Are Unions a Benefit or Obstacle to the Education of Children?
This Policy Brief is an adaptation of a presentation Liv Finne delivered at Western Washington University’s Woodring College of Education on April 20, 2011. She was part of a panel discussion titled “Are Unions a Benefit or an Obstacle to the Education of Children?” Joining her on this panel were Mary Lindquist, president of the Washington Education Association (the state teachers’ union) and Professor William Lyne, President of the United Faculty of Washington. Over 100 people attended the forum, including College of Education students, union leaders, teachers, school administrators and interested members of the public. (Watch the panel discussion online here.)
Liv began her presentation with the observation that today the main obstacle to improving public education is the power of the union in the system. This power is symbolized by the Common School Manual, the five pound, four-inch thick book that contains all the laws, rules and regulations that smother the ability of teachers and principals to provide the best education for children. Her main points were:
- Schools do not need more money.
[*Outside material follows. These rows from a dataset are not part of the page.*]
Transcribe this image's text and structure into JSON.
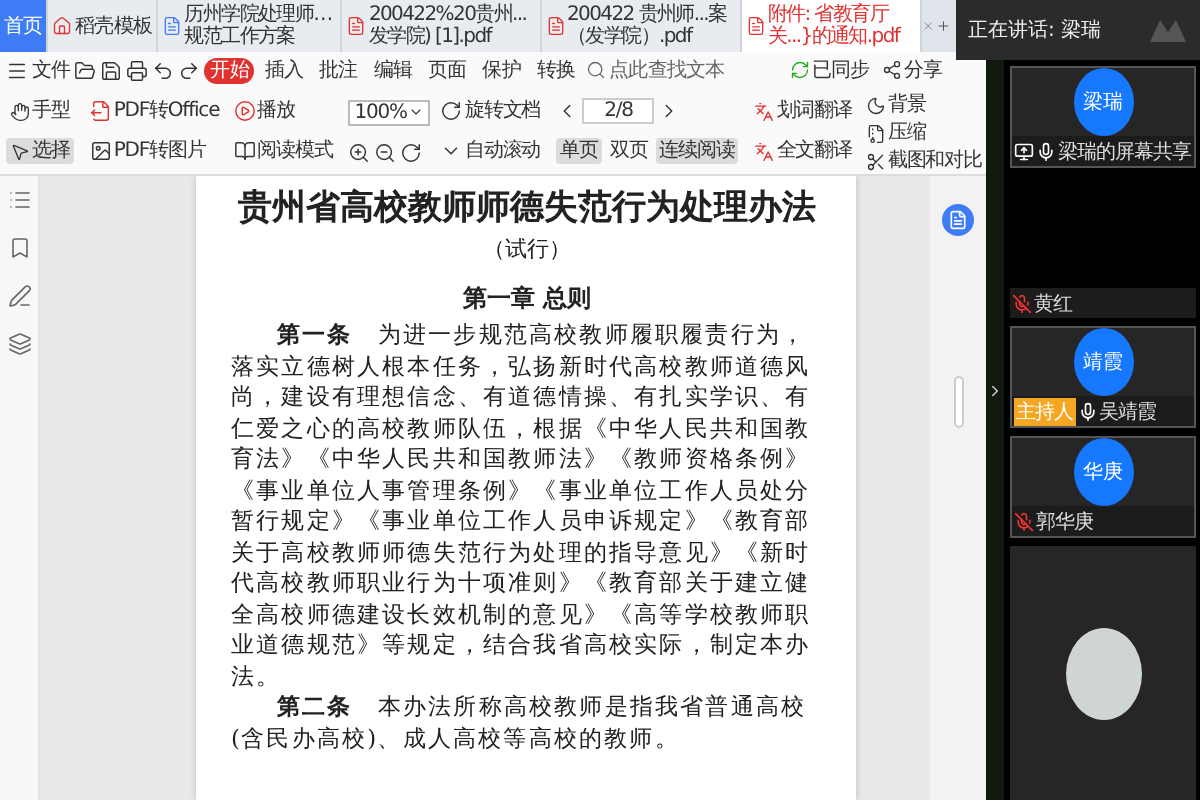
{
  "tabs": [
    {
      "label": "首页",
      "selected": false,
      "kind": "home"
    },
    {
      "label": "稻壳模板",
      "selected": false,
      "kind": "template"
    },
    {
      "label": "历州学院处理师…规范工作方案",
      "selected": false,
      "kind": "doc"
    },
    {
      "label": "200422%20贵州...发学院) [1].pdf",
      "selected": false,
      "kind": "pdf"
    },
    {
      "label": "200422 贵州师...案（发学院）.pdf",
      "selected": false,
      "kind": "pdf"
    },
    {
      "label": "附件: 省教育厅关...}的通知.pdf",
      "selected": true,
      "kind": "pdf"
    }
  ],
  "menu": {
    "file": "文件",
    "items": [
      {
        "label": "开始",
        "selected": true
      },
      {
        "label": "插入",
        "selected": false
      },
      {
        "label": "批注",
        "selected": false
      },
      {
        "label": "编辑",
        "selected": false
      },
      {
        "label": "页面",
        "selected": false
      },
      {
        "label": "保护",
        "selected": false
      },
      {
        "label": "转换",
        "selected": false
      }
    ],
    "search_placeholder": "点此查找文本",
    "sync": "已同步",
    "share": "分享"
  },
  "ribbon": {
    "tools": [
      {
        "label": "手型",
        "selected": false
      },
      {
        "label": "选择",
        "selected": true
      }
    ],
    "pdf_to_office": "PDF转Office",
    "pdf_to_image": "PDF转图片",
    "play": "播放",
    "read_mode": "阅读模式",
    "zoom": "100%",
    "rotate": "旋转文档",
    "page": "2/8",
    "view_modes": [
      {
        "label": "单页",
        "selected": true
      },
      {
        "label": "双页",
        "selected": false
      },
      {
        "label": "连续阅读",
        "selected": true
      }
    ],
    "auto_scroll": "自动滚动",
    "background": "背景",
    "word_translate": "划词翻译",
    "full_translate": "全文翻译",
    "compress": "压缩",
    "screenshot_compare": "截图和对比"
  },
  "document": {
    "title": "贵州省高校教师师德失范行为处理办法",
    "subtitle": "（试行）",
    "chapter": "第一章 总则",
    "paragraphs": [
      "**第一条**　为进一步规范高校教师履职履责行为，落实立德树人根本任务，弘扬新时代高校教师道德风尚，建设有理想信念、有道德情操、有扎实学识、有仁爱之心的高校教师队伍，根据《中华人民共和国教育法》《中华人民共和国教师法》《教师资格条例》《事业单位人事管理条例》《事业单位工作人员处分暂行规定》《事业单位工作人员申诉规定》《教育部关于高校教师师德失范行为处理的指导意见》《新时代高校教师职业行为十项准则》《教育部关于建立健全高校师德建设长效机制的意见》《高等学校教师职业道德规范》等规定，结合我省高校实际，制定本办法。",
      "**第二条**　本办法所称高校教师是指我省普通高校(含民办高校)、成人高校等高校的教师。"
    ]
  },
  "meeting": {
    "speaking": "正在讲话: 梁瑞",
    "participants": [
      {
        "kind": "avatar",
        "avatar": "梁瑞",
        "label": "梁瑞的屏幕共享",
        "muted": false,
        "sharing": true,
        "host": false
      },
      {
        "kind": "blank",
        "label": "黄红",
        "muted": true,
        "sharing": false,
        "host": false
      },
      {
        "kind": "avatar",
        "avatar": "靖霞",
        "label": "吴靖霞",
        "muted": false,
        "sharing": false,
        "host": true,
        "host_label": "主持人"
      },
      {
        "kind": "avatar",
        "avatar": "华庚",
        "label": "郭华庚",
        "muted": true,
        "sharing": false,
        "host": false
      },
      {
        "kind": "photo"
      }
    ]
  }
}
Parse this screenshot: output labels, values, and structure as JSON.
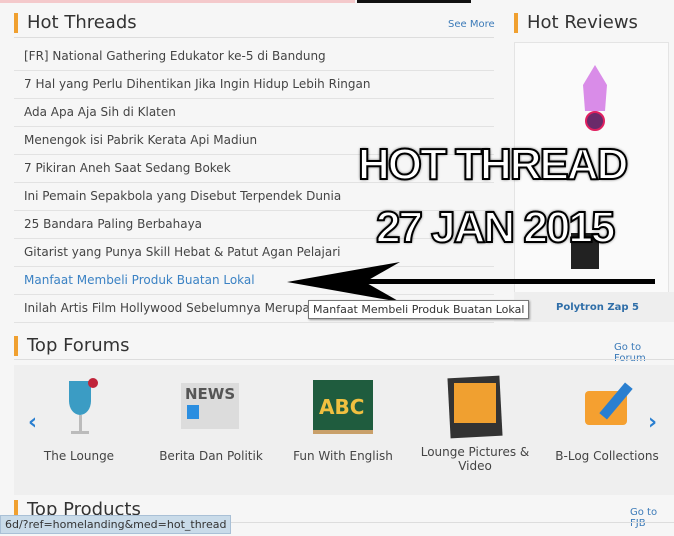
{
  "hot_threads": {
    "title": "Hot Threads",
    "see_more": "See More",
    "items": [
      "[FR] National Gathering Edukator ke-5 di Bandung",
      "7 Hal yang Perlu Dihentikan Jika Ingin Hidup Lebih Ringan",
      "Ada Apa Aja Sih di Klaten",
      "Menengok isi Pabrik Kerata Api Madiun",
      "7 Pikiran Aneh Saat Sedang Bokek",
      "Ini Pemain Sepakbola yang Disebut Terpendek Dunia",
      "25 Bandara Paling Berbahaya",
      "Gitarist yang Punya Skill Hebat & Patut Agan Pelajari",
      "Manfaat Membeli Produk Buatan Lokal",
      "Inilah Artis Film Hollywood Sebelumnya Merupakan"
    ]
  },
  "hot_reviews": {
    "title": "Hot Reviews",
    "product_name": "Polytron Zap 5"
  },
  "top_forums": {
    "title": "Top Forums",
    "link": "Go to Forum",
    "items": [
      "The Lounge",
      "Berita Dan Politik",
      "Fun With English",
      "Lounge Pictures & Video",
      "B-Log Collections"
    ],
    "news_icon_text": "NEWS",
    "abc_icon_text": "ABC"
  },
  "top_products": {
    "title": "Top Products",
    "link": "Go to FJB"
  },
  "overlay": {
    "line1": "HOT THREAD",
    "line2": "27 JAN 2015"
  },
  "tooltip": "Manfaat Membeli Produk Buatan Lokal",
  "status_bar": "6d/?ref=homelanding&med=hot_thread",
  "colors": {
    "accent": "#f0a030",
    "link": "#3b82c4"
  }
}
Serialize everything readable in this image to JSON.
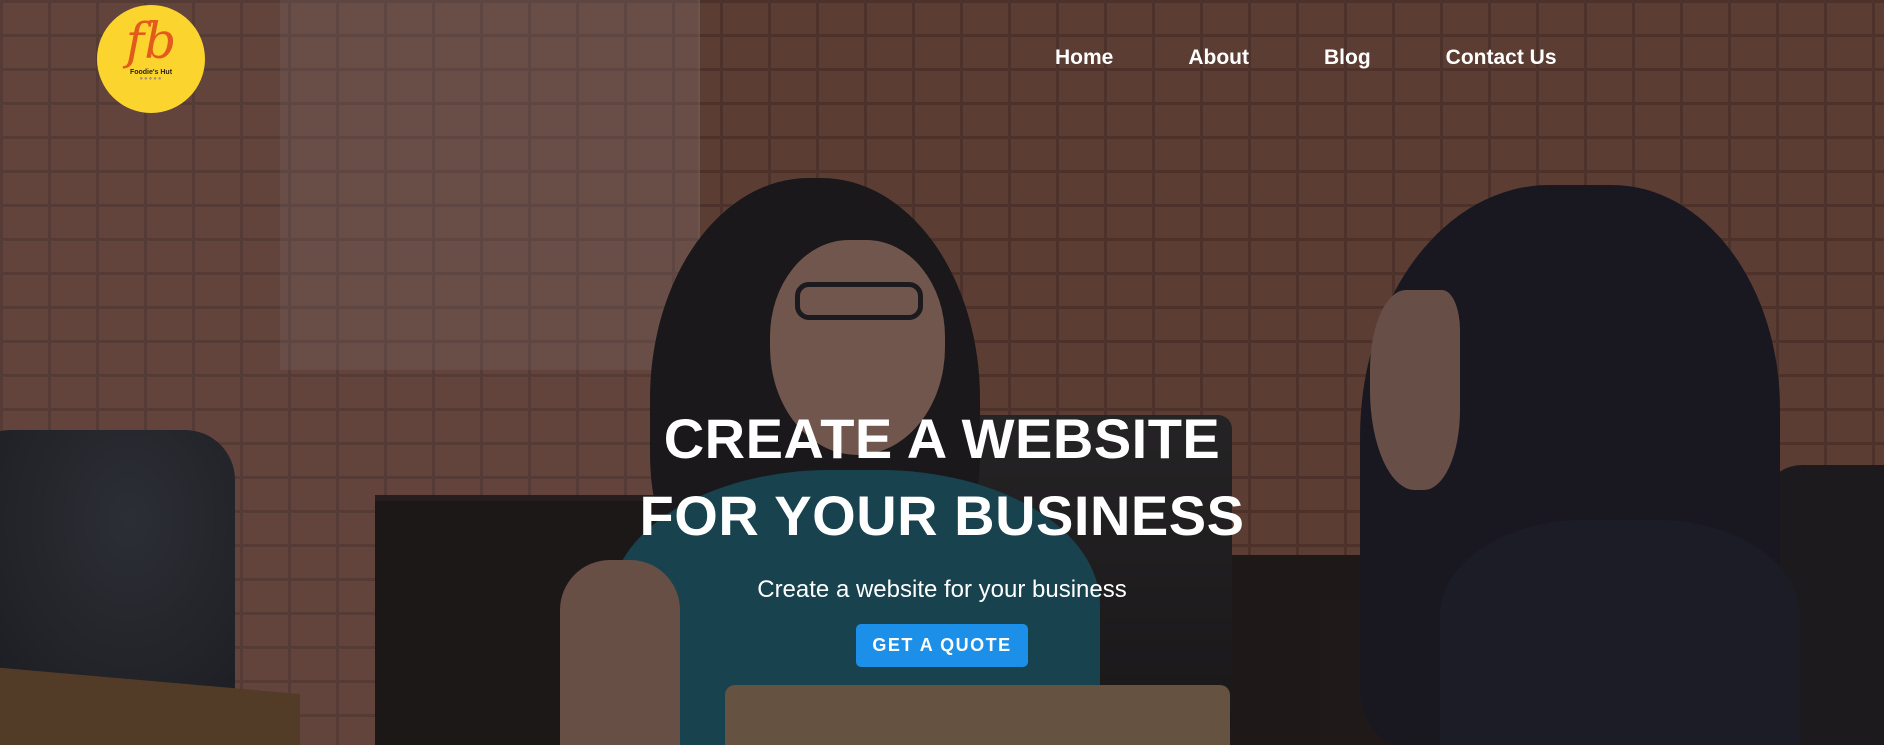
{
  "logo": {
    "mark": "fb",
    "text": "Foodie's Hut",
    "dots": "●●●●●"
  },
  "nav": {
    "items": [
      "Home",
      "About",
      "Blog",
      "Contact Us"
    ]
  },
  "hero": {
    "title_line1": "CREATE A WEBSITE",
    "title_line2": "FOR YOUR BUSINESS",
    "subtitle": "Create a website for your business",
    "cta_label": "GET A QUOTE"
  },
  "colors": {
    "cta": "#1c8fe8",
    "logo_bg": "#fbd42e",
    "logo_mark": "#e35b1c",
    "nav_text": "#ffffff"
  }
}
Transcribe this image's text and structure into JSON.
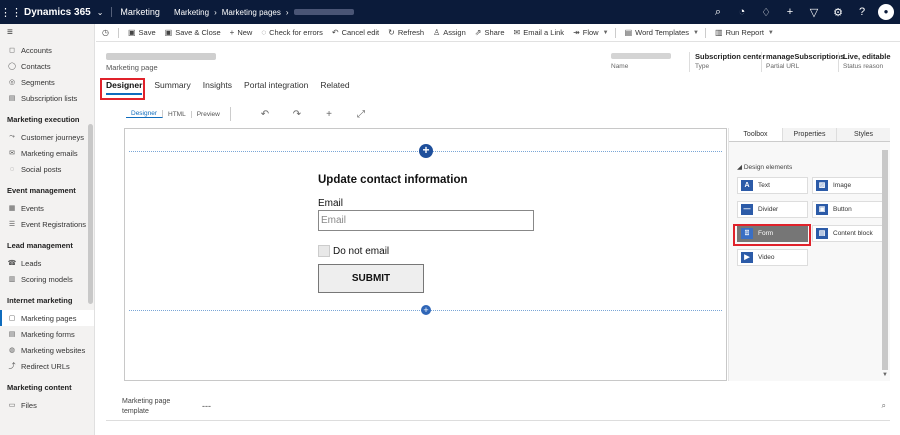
{
  "topbar": {
    "brand": "Dynamics 365",
    "app": "Marketing",
    "breadcrumb": [
      "Marketing",
      "Marketing pages"
    ],
    "icons": [
      "search-icon",
      "task-icon",
      "lightbulb-icon",
      "plus-icon",
      "filter-icon",
      "gear-icon",
      "help-icon",
      "avatar-icon"
    ]
  },
  "sidebar": {
    "items_top": [
      {
        "label": "Accounts",
        "icon": "◻"
      },
      {
        "label": "Contacts",
        "icon": "◯"
      },
      {
        "label": "Segments",
        "icon": "◎"
      },
      {
        "label": "Subscription lists",
        "icon": "▤"
      }
    ],
    "group1": "Marketing execution",
    "items1": [
      {
        "label": "Customer journeys",
        "icon": "⤳"
      },
      {
        "label": "Marketing emails",
        "icon": "✉"
      },
      {
        "label": "Social posts",
        "icon": "◌"
      }
    ],
    "group2": "Event management",
    "items2": [
      {
        "label": "Events",
        "icon": "▦"
      },
      {
        "label": "Event Registrations",
        "icon": "☰"
      }
    ],
    "group3": "Lead management",
    "items3": [
      {
        "label": "Leads",
        "icon": "☎"
      },
      {
        "label": "Scoring models",
        "icon": "▥"
      }
    ],
    "group4": "Internet marketing",
    "items4": [
      {
        "label": "Marketing pages",
        "icon": "▢"
      },
      {
        "label": "Marketing forms",
        "icon": "▤"
      },
      {
        "label": "Marketing websites",
        "icon": "◍"
      },
      {
        "label": "Redirect URLs",
        "icon": "⤴"
      }
    ],
    "group5": "Marketing content",
    "items5": [
      {
        "label": "Files",
        "icon": "▭"
      }
    ]
  },
  "commands": {
    "save": "Save",
    "save_close": "Save & Close",
    "new": "New",
    "check_errors": "Check for errors",
    "cancel_edit": "Cancel edit",
    "refresh": "Refresh",
    "assign": "Assign",
    "share": "Share",
    "email_link": "Email a Link",
    "flow": "Flow",
    "word_templates": "Word Templates",
    "run_report": "Run Report"
  },
  "header": {
    "subtitle": "Marketing page",
    "name_label": "Name",
    "type_value": "Subscription center",
    "type_label": "Type",
    "url_value": "manageSubscriptions",
    "url_label": "Partial URL",
    "status_value": "Live, editable",
    "status_label": "Status reason"
  },
  "tabs": [
    "Designer",
    "Summary",
    "Insights",
    "Portal integration",
    "Related"
  ],
  "designer_views": [
    "Designer",
    "HTML",
    "Preview"
  ],
  "form": {
    "title": "Update contact information",
    "email_label": "Email",
    "email_placeholder": "Email",
    "checkbox_label": "Do not email",
    "submit_label": "SUBMIT"
  },
  "panel": {
    "tabs": [
      "Toolbox",
      "Properties",
      "Styles"
    ],
    "section": "Design elements",
    "elements": [
      {
        "label": "Text",
        "icon": "A"
      },
      {
        "label": "Image",
        "icon": "▨"
      },
      {
        "label": "Divider",
        "icon": "—"
      },
      {
        "label": "Button",
        "icon": "▣"
      },
      {
        "label": "Form",
        "icon": "⍐"
      },
      {
        "label": "Content block",
        "icon": "▤"
      },
      {
        "label": "Video",
        "icon": "▶"
      }
    ]
  },
  "footer": {
    "label": "Marketing page template",
    "value": "---"
  }
}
Education spending in Washington is up 38% since 2003, but test scores remain flat.
- Only 59 cents of every education dollar reaches the classroom in our state.
- The majority of school employees are not teachers.
- 87 school reforms enacted in our state since 1993 have failed, at an added cost of $5 billion.
- Nearly 60% of K-12 students in Washington attend low-performing schools.
- 32% of public school students drop out.
- 37% of students who do graduate are not prepared for college-level work.
- The state teachers’ union receives about $70 million a year in education funding as mandatory member dues.
- The union opposed Obama Administration reforms, costing Washington $250 million in Race to the Top funds.
- The union has blocked all major school reforms in Olympia, such as charter schools, merit pay, firing low-performing teachers, and putting principals in charge of their schools.